Par acte délivré le 06 MARS 2024, Madame [W] [C] et Monsieur [G] [C] ont fait délivrer à Monsieur [X] [M] un congé avec offre de vente.
Indiquant que Monsieur [X] [M] n’a pas accepté l’offre de vente et se maintient dans les lieux malgré la résiliation du bail, par acte de commissaire de justice du 14 novembre 2024, Madame [W] [C] et Monsieur [G] [C] ont assigné Monsieur [X] [M] devant le juge des contentieux de la protection statuant en matière de référé auprès du tribunal judiciaire de Bordeaux à l’audience du 07 février 2025 aux fins de voir :
Constater que le congé délivré à Monsieur [X] [M] est valide,Constater que le bail consenti à Monsieur [X] [M] est résilié de plein droit depuis le 19 octobre 2024,Constater que Monsieur [X] [M] occupe sans droit ni titre le logement depuis le 19 octobre 2024,En conséquence, Ordonner à Monsieur [M] de libérer et de restituer les lieux libres de toute occupation dans un délai de 8 jours suivant la signification de la décision à intervenir, sous astreinte de 100 euros par jour passé ce délai, Ordonner l’expulsion de Monsieur [X] [M] ainsi que toute personne ou bien s’y trouvant de son chef, au besoin avec le concours de la force publique et d’un serrurier, et le transport des meubles dans tel garde-meubles désigné par les bailleurs ou à défaut par le tribunal, Condamner à titre provisionnel Monsieur [M] au paiement d’une somme de 1.235,11 euros au titre des loyers impayés et indemnités d’occupation dues au 30 octobre 2024, Condamner Monsieur [X] [M] à payer par provision à Madame [W] [C] et Monsieur [G] [C] à compter du 1er novembre 2024 une indemnité d’occupation mensuelle, égale au montant des loyers et charges en ce compris la taxe sur les ordures ménagères, qui auraient été dus si le loyer s’était poursuivi et ce, jusqu’à son départ effectif des lieux,Dire qu’il sera procédé à un constat de l’état des lieux contradictoirement avec Monsieur [M] après libération de l’appartement ou qu’à défaut il sera dressé un procès-verbal de constat par huissier dont les frais seront mis à la charge de Monsieur [M], Condamner Monsieur [X] [M] à payer une somme de 2.000 euros en application des dispositions de l’article 700 du code de procédure civile,Condamner Monsieur [X] [M] aux entiers dépens, en ce compris les frais d’assignation, de notification à la Préfecture, de droit de plaidoirie, et tous frais d’exécution du titre obtenu et ce jusqu’au départ effectif du locataire et/ou au complet règlement de la dette.
A l’audience du 07 février 2025, l’affaire a été renvoyée au 23 mai 2025.
Lors de l’audience du 23 mai 2025, Madame [W] [C] et Monsieur [G] [C], représentés par leur conseil, font valoir que Monsieur [M] a quitté les lieux en restituant une partie des clés du logement le 20 novembre 2024, et qu’un constat d’état des lieux de sortie a été dressé le 05 décembre 2024. Ils indiquent que les demandes tendant à être autorisé à procéder à son expulsion et à obtenir sa condamnation à verser une indemnité d’occupation sont devenues sans objet, mais que la dette de loyer et charges persiste.

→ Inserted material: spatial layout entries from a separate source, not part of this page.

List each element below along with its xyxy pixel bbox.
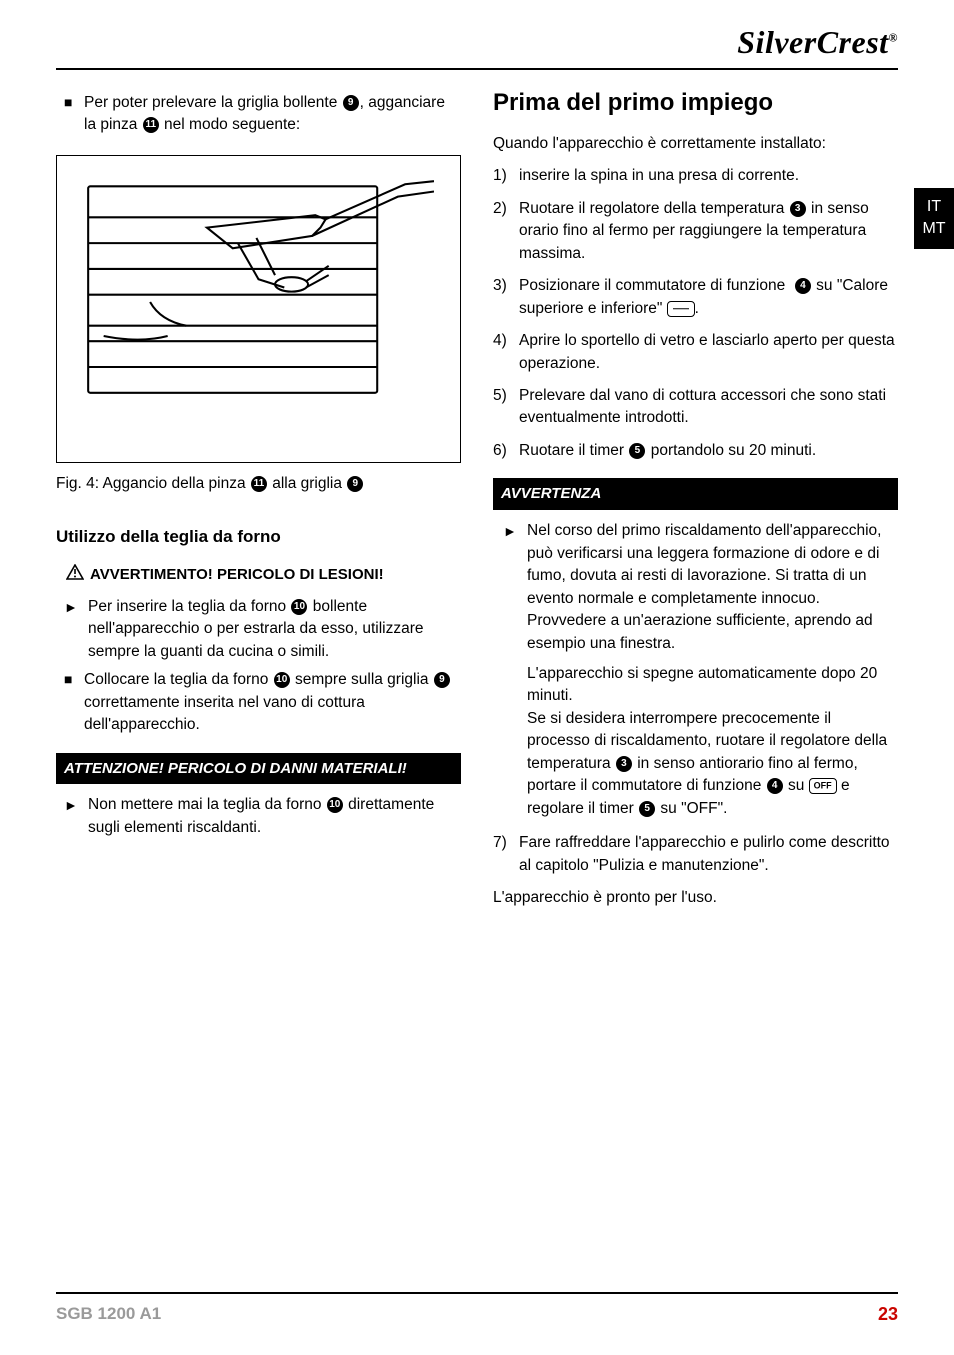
ref-10-icon: 10 xyxy=(274,672,290,688)
section-teglia-heading: Utilizzo della teglia da forno xyxy=(56,525,461,550)
step-num: 4) xyxy=(493,330,519,375)
avvertenza-main: Nel corso del primo riscaldamento dell'a… xyxy=(527,520,898,655)
closing-line: L'apparecchio è pronto per l'uso. xyxy=(493,887,898,909)
caution-body: Non mettere mai la teglia da forno 10 di… xyxy=(88,794,461,839)
language-tab: IT MT xyxy=(914,188,954,249)
stop-early-text: Se si desidera interrompere precocemente… xyxy=(527,710,887,817)
right-column: Prima del primo impiego Quando l'apparec… xyxy=(493,86,898,920)
step-num: 5) xyxy=(493,385,519,430)
header-rule xyxy=(56,68,898,70)
ref-11-icon: 11 xyxy=(251,476,267,492)
step-num: 6) xyxy=(493,440,519,462)
steps-list: 1) inserire la spina in una presa di cor… xyxy=(493,165,898,462)
ref-10-icon: 10 xyxy=(291,599,307,615)
step-text: inserire la spina in una presa di corren… xyxy=(519,165,799,187)
arrow-icon: ► xyxy=(64,795,88,840)
step-num: 7) xyxy=(493,832,519,877)
model-label: SGB 1200 A1 xyxy=(56,1304,161,1325)
brand-reg: ® xyxy=(889,30,898,44)
warning-injury: AVVERTIMENTO! PERICOLO DI LESIONI! xyxy=(66,564,461,586)
intro-line: Quando l'apparecchio è correttamente ins… xyxy=(493,133,898,155)
arrow-icon: ► xyxy=(503,521,527,656)
ref-11-icon: 11 xyxy=(143,117,159,133)
teglia-bullet: ■ Collocare la teglia da forno 10 sempre… xyxy=(64,669,461,736)
step-3: 3) Posizionare il commutatore di funzion… xyxy=(493,275,898,320)
teglia-bullet-text: Collocare la teglia da forno 10 sempre s… xyxy=(84,669,461,736)
step-num: 1) xyxy=(493,165,519,187)
heat-mode-icon xyxy=(667,301,695,317)
step-5: 5) Prelevare dal vano di cottura accesso… xyxy=(493,385,898,430)
ref-3-icon: 3 xyxy=(616,756,632,772)
off-icon xyxy=(809,778,837,794)
step-num: 3) xyxy=(493,275,519,320)
step-text: Ruotare il regolatore della temperatura … xyxy=(519,198,898,265)
lang-mt: MT xyxy=(914,218,954,240)
avvertenza-extra-text: Provvedere a un'aerazione sufficiente, a… xyxy=(527,612,873,651)
left-column: ■ Per poter prelevare la griglia bollent… xyxy=(56,86,461,920)
step-4: 4) Aprire lo sportello di vetro e lascia… xyxy=(493,330,898,375)
avvertenza-bar: AVVERTENZA xyxy=(493,478,898,510)
step-2: 2) Ruotare il regolatore della temperatu… xyxy=(493,198,898,265)
brand-name: SilverCrest xyxy=(737,24,888,60)
ref-5-icon: 5 xyxy=(629,443,645,459)
step-7: 7) Fare raffreddare l'apparecchio e puli… xyxy=(493,832,898,877)
intro-bullet: ■ Per poter prelevare la griglia bollent… xyxy=(64,92,461,137)
steps-list-cont: 7) Fare raffreddare l'apparecchio e puli… xyxy=(493,832,898,877)
intro-bullet-text: Per poter prelevare la griglia bollente … xyxy=(84,92,461,137)
warning-triangle-icon xyxy=(66,564,84,587)
warning-arrow-item: ► Per inserire la teglia da forno 10 bol… xyxy=(64,596,461,663)
step-text: Posizionare il commutatore di funzione 4… xyxy=(519,275,898,320)
avvertenza-arrow: ► Nel corso del primo riscaldamento dell… xyxy=(503,520,898,655)
ref-4-icon: 4 xyxy=(795,278,811,294)
step-1: 1) inserire la spina in una presa di cor… xyxy=(493,165,898,187)
avvertenza-main-text: Nel corso del primo riscaldamento dell'a… xyxy=(527,522,881,606)
step-6: 6) Ruotare il timer 5 portandolo su 20 m… xyxy=(493,440,898,462)
lang-it: IT xyxy=(914,196,954,218)
step-text: Ruotare il timer 5 portandolo su 20 minu… xyxy=(519,440,816,462)
brand-logo: SilverCrest® xyxy=(737,24,898,61)
warning-injury-text: AVVERTIMENTO! PERICOLO DI LESIONI! xyxy=(90,566,384,583)
auto-off-text: L'apparecchio si spegne automaticamente … xyxy=(527,665,877,704)
caution-arrow-item: ► Non mettere mai la teglia da forno 10 … xyxy=(64,794,461,839)
figure-caption: Fig. 4: Aggancio della pinza 11 alla gri… xyxy=(56,473,461,495)
ref-9-icon: 9 xyxy=(434,672,450,688)
warning-injury-body: Per inserire la teglia da forno 10 bolle… xyxy=(88,596,461,663)
avvertenza-body: ► Nel corso del primo riscaldamento dell… xyxy=(503,520,898,820)
caution-bar: ATTENZIONE! PERICOLO DI DANNI MATERIALI! xyxy=(56,753,461,785)
main-heading: Prima del primo impiego xyxy=(493,86,898,121)
square-bullet-icon: ■ xyxy=(64,669,84,736)
grill-clip-illustration xyxy=(83,176,434,434)
ref-4-icon: 4 xyxy=(767,778,783,794)
ref-9-icon: 9 xyxy=(343,95,359,111)
ref-5-icon: 5 xyxy=(639,801,655,817)
page-number: 23 xyxy=(878,1304,898,1325)
square-bullet-icon: ■ xyxy=(64,92,84,137)
page-footer: SGB 1200 A1 23 xyxy=(56,1292,898,1325)
figure-4 xyxy=(56,155,461,463)
ref-3-icon: 3 xyxy=(790,201,806,217)
step-text: Fare raffreddare l'apparecchio e pulirlo… xyxy=(519,832,898,877)
step-text: Prelevare dal vano di cottura accessori … xyxy=(519,385,898,430)
ref-10-icon: 10 xyxy=(327,797,343,813)
arrow-icon: ► xyxy=(64,597,88,664)
ref-9-icon: 9 xyxy=(347,476,363,492)
step-text: Aprire lo sportello di vetro e lasciarlo… xyxy=(519,330,898,375)
auto-off-block: L'apparecchio si spegne automaticamente … xyxy=(527,663,898,820)
step-num: 2) xyxy=(493,198,519,265)
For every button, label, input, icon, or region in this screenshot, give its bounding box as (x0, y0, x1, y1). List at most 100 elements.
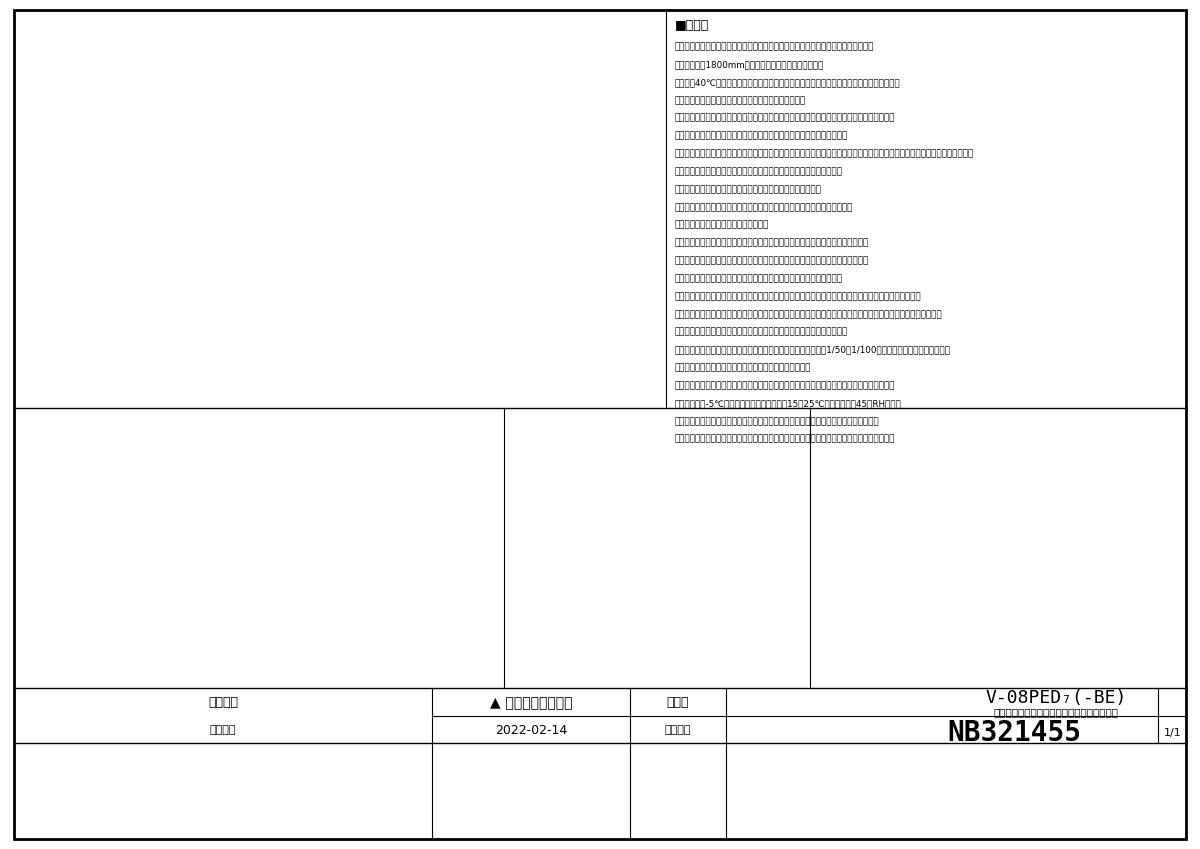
Text: 定格電圧
(V): 定格電圧 (V) (42, 679, 60, 699)
Text: 品番: 品番 (36, 419, 47, 429)
Text: 結露する所では使用しないでください。漏電・故障の原因になります。: 結露する所では使用しないでください。漏電・故障の原因になります。 (674, 132, 847, 141)
Text: パイプ用ファン　高密閉電気式シャッター付: パイプ用ファン 高密閉電気式シャッター付 (994, 707, 1118, 717)
Text: 05: 05 (35, 535, 48, 545)
Text: 02: 02 (35, 465, 48, 475)
Text: ・周囲温度によりシャッター開閉面の大きさが変わることがありますが异常ではありません。: ・周囲温度によりシャッター開閉面の大きさが変わることがありますが异常ではありませ… (674, 435, 895, 444)
Text: 05: 05 (260, 37, 272, 48)
Circle shape (452, 26, 485, 59)
Text: 3.1: 3.1 (214, 711, 232, 721)
Text: 質　量
(kg): 質 量 (kg) (395, 679, 410, 699)
Text: ・本体は十分強度のあるところに取り付けてください。: ・本体は十分強度のあるところに取り付けてください。 (674, 96, 805, 105)
Text: 鵢付用長穴: 鵢付用長穴 (215, 33, 244, 43)
Text: バネ用ステンレス鉄板: バネ用ステンレス鉄板 (205, 489, 264, 498)
Text: 04: 04 (35, 512, 48, 522)
Y-axis label: 静圧（Pa）: 静圧（Pa） (451, 532, 487, 543)
Circle shape (430, 126, 463, 159)
Text: 08: 08 (35, 605, 48, 615)
Text: ・この製品は高所属用です。またメンテナンスができる位置に取り付けてください。: ・この製品は高所属用です。またメンテナンスができる位置に取り付けてください。 (674, 42, 874, 52)
Text: 23.5: 23.5 (330, 711, 355, 721)
Text: 04: 04 (379, 346, 391, 357)
Text: 01: 01 (113, 37, 125, 48)
Circle shape (430, 261, 463, 295)
Text: （室外温度-5℃を下回り、かつ室内温度が15～25℃・室内湿度぀45％RH以上）: （室外温度-5℃を下回り、かつ室内温度が15～25℃・室内湿度぀45％RH以上） (674, 399, 901, 408)
Text: 形　名: 形 名 (667, 696, 689, 710)
Text: V-08PED₇(-BE): V-08PED₇(-BE) (985, 689, 1127, 707)
Text: 02: 02 (462, 37, 474, 48)
Text: シャッター開閉部: シャッター開閉部 (89, 605, 136, 615)
Text: 03: 03 (35, 489, 48, 498)
Text: (95)(シャッター開時): (95)(シャッター開時) (437, 81, 500, 89)
Circle shape (484, 26, 516, 59)
Text: シャッター: シャッター (97, 582, 127, 592)
Bar (859, 503, 917, 565)
Text: 07: 07 (35, 582, 48, 592)
Text: （床面より1800mm以上のメンテナンス可能な位置）: （床面より1800mm以上のメンテナンス可能な位置） (674, 60, 823, 70)
Text: 定格消費電力
(W): 定格消費電力 (W) (209, 679, 236, 699)
Text: 作成日付: 作成日付 (210, 725, 236, 735)
Text: ■部　品　表: ■部 品 表 (24, 410, 73, 424)
Text: 合成樹脂: 合成樹脂 (223, 582, 246, 592)
Text: ■ご注意: ■ご注意 (674, 19, 709, 31)
Circle shape (247, 335, 281, 368)
Text: 2ヶ所×4×10: 2ヶ所×4×10 (203, 26, 256, 37)
Text: ※天井、壁面取り付可能: ※天井、壁面取り付可能 (814, 649, 871, 658)
Text: 騒　音
(dB): 騒 音 (dB) (335, 679, 350, 699)
Text: 180: 180 (254, 385, 274, 395)
Text: ※同品山・・・木ネジ　3.5×32（2本、本体裏側に固定）: ※同品山・・・木ネジ 3.5×32（2本、本体裏側に固定） (814, 619, 961, 628)
Text: ・壁に埋め込み接続パイプは雨水の流入を防ぐために、室外側に1/50～1/100の下り勾配をつけてください。: ・壁に埋め込み接続パイプは雨水の流入を防ぐために、室外側に1/50～1/100の… (674, 346, 950, 355)
Text: 定格電流
(A): 定格電流 (A) (155, 679, 173, 699)
Circle shape (550, 304, 582, 337)
Text: ・屋外部材と合わせる場合、屋根の厚さの合う取り付けられない場合があります。: ・屋外部材と合わせる場合、屋根の厚さの合う取り付けられない場合があります。 (674, 256, 869, 266)
Text: ・台所のような油の多い場所や有機湿剤劇のかかる場所には取り付けないでください。早期故障および火災の原因となります。: ・台所のような油の多い場所や有機湿剤劇のかかる場所には取り付けないでください。早… (674, 149, 973, 159)
Text: 色調（マンセル・近）: 色調（マンセル・近） (374, 419, 433, 429)
Circle shape (520, 26, 553, 59)
Text: スプリング: スプリング (97, 489, 127, 498)
Bar (836, 565, 1043, 610)
Text: 09: 09 (559, 316, 572, 325)
Text: 電動機式　電動機式　コンデンサ永久分相単相誠導電動機　シャッター方式　電気式　絶縁抗抴　18.5　m: 電動機式 電動機式 コンデンサ永久分相単相誠導電動機 シャッター方式 電気式 絶… (19, 740, 252, 749)
Text: ・取り付および電気工事は安全上必ず所定の第付説明書に従ってください。: ・取り付および電気工事は安全上必ず所定の第付説明書に従ってください。 (674, 203, 853, 212)
Text: ・直管屋外に露出する場合、雨水流入防止のためシステム部材（屋外フードなど）を使用してください。: ・直管屋外に露出する場合、雨水流入防止のためシステム部材（屋外フードなど）を使用… (674, 292, 922, 301)
Text: 第三角法: 第三角法 (209, 696, 238, 710)
Text: ・下記環境下で使用しますと結露水が降下することがあります。乾いた布で拭いてください。: ・下記環境下で使用しますと結露水が降下することがあります。乾いた布で拭いてくださ… (674, 381, 895, 391)
Text: ・湿気の多い所（浴室およびシャワー付洗面台・衣類主燥機などの蒸気が直接当たる場所）、: ・湿気の多い所（浴室およびシャワー付洗面台・衣類主燥機などの蒸気が直接当たる場所… (674, 114, 895, 123)
Text: ※居室・トイレ・洗面所用: ※居室・トイレ・洗面所用 (814, 634, 876, 643)
Text: AC100V: AC100V (752, 391, 790, 401)
X-axis label: 風　量（m³/h）: 風 量（m³/h） (632, 692, 685, 702)
Text: 75: 75 (277, 711, 290, 721)
Text: パイプ12m: パイプ12m (746, 539, 782, 548)
Text: 01: 01 (35, 442, 48, 453)
Text: φ46: φ46 (557, 178, 574, 187)
Text: 合成樹脂: 合成樹脂 (223, 512, 246, 522)
Text: 電動機: 電動機 (103, 559, 121, 569)
Bar (460, 109, 551, 320)
Text: 速結端子: 速結端子 (101, 535, 124, 545)
Text: 50: 50 (475, 345, 487, 353)
Text: 6: 6 (89, 75, 97, 81)
Text: 160: 160 (256, 343, 272, 351)
Text: 0.82: 0.82 (390, 711, 415, 721)
Text: 1/1: 1/1 (1164, 728, 1181, 738)
Text: 速結端子: 速結端子 (918, 435, 938, 443)
Text: 抗抗抗はVU管φ100の場合: 抗抗抗はVU管φ100の場合 (528, 380, 600, 388)
Bar (106, 63, 422, 363)
Text: 障害物: 障害物 (840, 565, 856, 574)
Text: 09: 09 (35, 628, 48, 638)
Text: 50: 50 (103, 711, 116, 721)
Text: パイプ抵抗曲線: パイプ抵抗曲線 (530, 648, 565, 657)
Text: ・運転中にシャッターに外力を加えないでください。シャッター機構部が破損します。: ・運転中にシャッターに外力を加えないでください。シャッター機構部が破損します。 (674, 417, 880, 426)
Text: 0.031: 0.031 (148, 711, 180, 721)
Text: ----50Hz: ----50Hz (751, 406, 790, 416)
Text: 調範管（内径100mm）: 調範管（内径100mm） (814, 678, 906, 688)
Title: P－Q特性: P－Q特性 (638, 400, 679, 413)
Text: ※特性は　JIS C 9603 に基づく。: ※特性は JIS C 9603 に基づく。 (19, 779, 116, 789)
Text: 合成樹脂: 合成樹脂 (223, 442, 246, 453)
Text: φ95: φ95 (557, 123, 574, 132)
Text: ■本体取付位置: ■本体取付位置 (814, 417, 864, 427)
Text: ※接続パイプ：剁化ビニル管（VU、VP（呈径100mm））: ※接続パイプ：剁化ビニル管（VU、VP（呈径100mm）） (814, 664, 971, 672)
Text: 定格周波数
(Hz): 定格周波数 (Hz) (98, 679, 121, 699)
Text: BE:2.69Y6.77/1.51: BE:2.69Y6.77/1.51 (362, 588, 445, 596)
Text: 腐食（閉下）、漏電（感電）、早期故障の原因になります。: 腐食（閉下）、漏電（感電）、早期故障の原因になります。 (674, 185, 822, 194)
Text: 試験電圧　AC 1000V　1分間　　　　　絶縁耐抗　10MΩ以上（500Vメガー）: 試験電圧 AC 1000V 1分間 絶縁耐抗 10MΩ以上（500Vメガー） (19, 760, 220, 768)
Text: 04: 04 (440, 273, 452, 284)
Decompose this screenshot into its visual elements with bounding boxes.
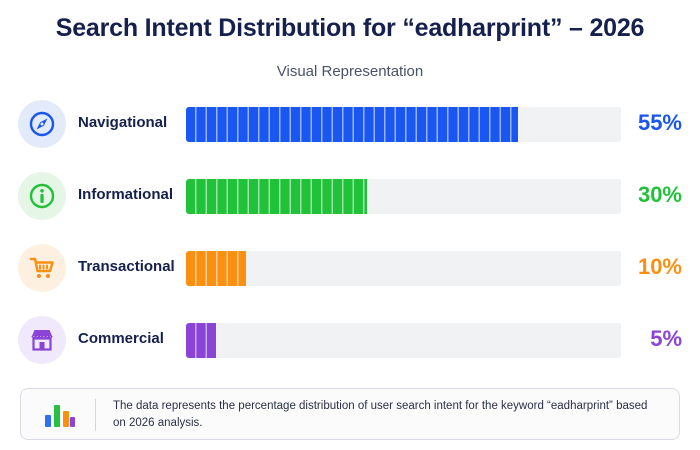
bar-transactional bbox=[186, 251, 247, 286]
value-label-transactional: 10% bbox=[637, 254, 682, 279]
value-label-navigational: 55% bbox=[637, 110, 682, 135]
cart-icon bbox=[18, 244, 66, 292]
bar-chart-icon bbox=[45, 405, 75, 427]
bar-track-transactional bbox=[186, 251, 621, 286]
category-label-commercial: Commercial bbox=[78, 330, 164, 347]
category-label-transactional: Transactional bbox=[78, 258, 175, 275]
compass-icon bbox=[18, 100, 66, 148]
bar-row-transactional: Transactional 10% bbox=[0, 242, 700, 298]
bar-row-commercial: Commercial 5% bbox=[0, 314, 700, 370]
chart-subtitle: Visual Representation bbox=[276, 63, 424, 80]
info-icon bbox=[18, 172, 66, 220]
value-label-informational: 30% bbox=[637, 182, 682, 207]
bar-informational bbox=[186, 179, 368, 214]
bar-track-commercial bbox=[186, 323, 621, 358]
bar-commercial bbox=[186, 323, 217, 358]
category-label-navigational: Navigational bbox=[78, 114, 168, 131]
bar-row-informational: Informational 30% bbox=[0, 170, 700, 226]
bar-track-informational bbox=[186, 179, 621, 214]
chart-title: Search Intent Distribution for “eadharpr… bbox=[55, 14, 645, 42]
bar-navigational bbox=[186, 107, 519, 142]
footer-note: The data represents the percentage distr… bbox=[20, 388, 680, 440]
footer-text: The data represents the percentage distr… bbox=[113, 400, 648, 429]
value-label-commercial: 5% bbox=[650, 326, 682, 351]
footer-divider bbox=[95, 399, 96, 431]
category-label-informational: Informational bbox=[78, 186, 174, 203]
store-icon bbox=[18, 316, 66, 364]
bar-track-navigational bbox=[186, 107, 621, 142]
bar-row-navigational: Navigational 55% bbox=[0, 98, 700, 154]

Ils font en outre valoir l’existence de frais de remise en état, de nettoyage et de reproduction des clés manquantes, ainsi que des frais d’entretien de la chaudière non réalisée et un solde de charges. Ils sollicitent en conséquence de la juridiction saisie de :
Se déclarer compétent pour connaitre de leurs demandes, Constater la résiliation du bail au 19 octobre 2024 par effet du congé pour vente signifié le 6 mars 2024, Constater que les demandes tendant à voir ordonner l’expulsion de Monsieur [M] et de toutes personne présente de son chef et à le voir condamner à verser dans l’attente une indemnité d’occupation sont devenus sans objet du fait de son départ des lieux en date du 20 novembre 2024,Condamner à titre provisionnel Monsieur [M] à leur payer la somme principale de 2.369,49 euros selon le décompte de sortie en date du 16 janvier 2025, Débouter Monsieur [M] de l’ensemble de ses demandes plus amples ou contraires, Condamner Monsieur [M] à leur régler la somme de 1.500 euros au titre de l’article 700 du code de procédure civile, Condamner Monsieur [X] [M] aux entiers dépens, en ce compris les frais de commandement de payer, d’assignation, de notification à la Préfecture, de droit de plaidoirie, et tous frais d’exécution, Condamner Monsieur [M] au paiement de la somme de 200 euros au titre de la moitié des frais du constat d’huissier en date du 5 décembre 2024.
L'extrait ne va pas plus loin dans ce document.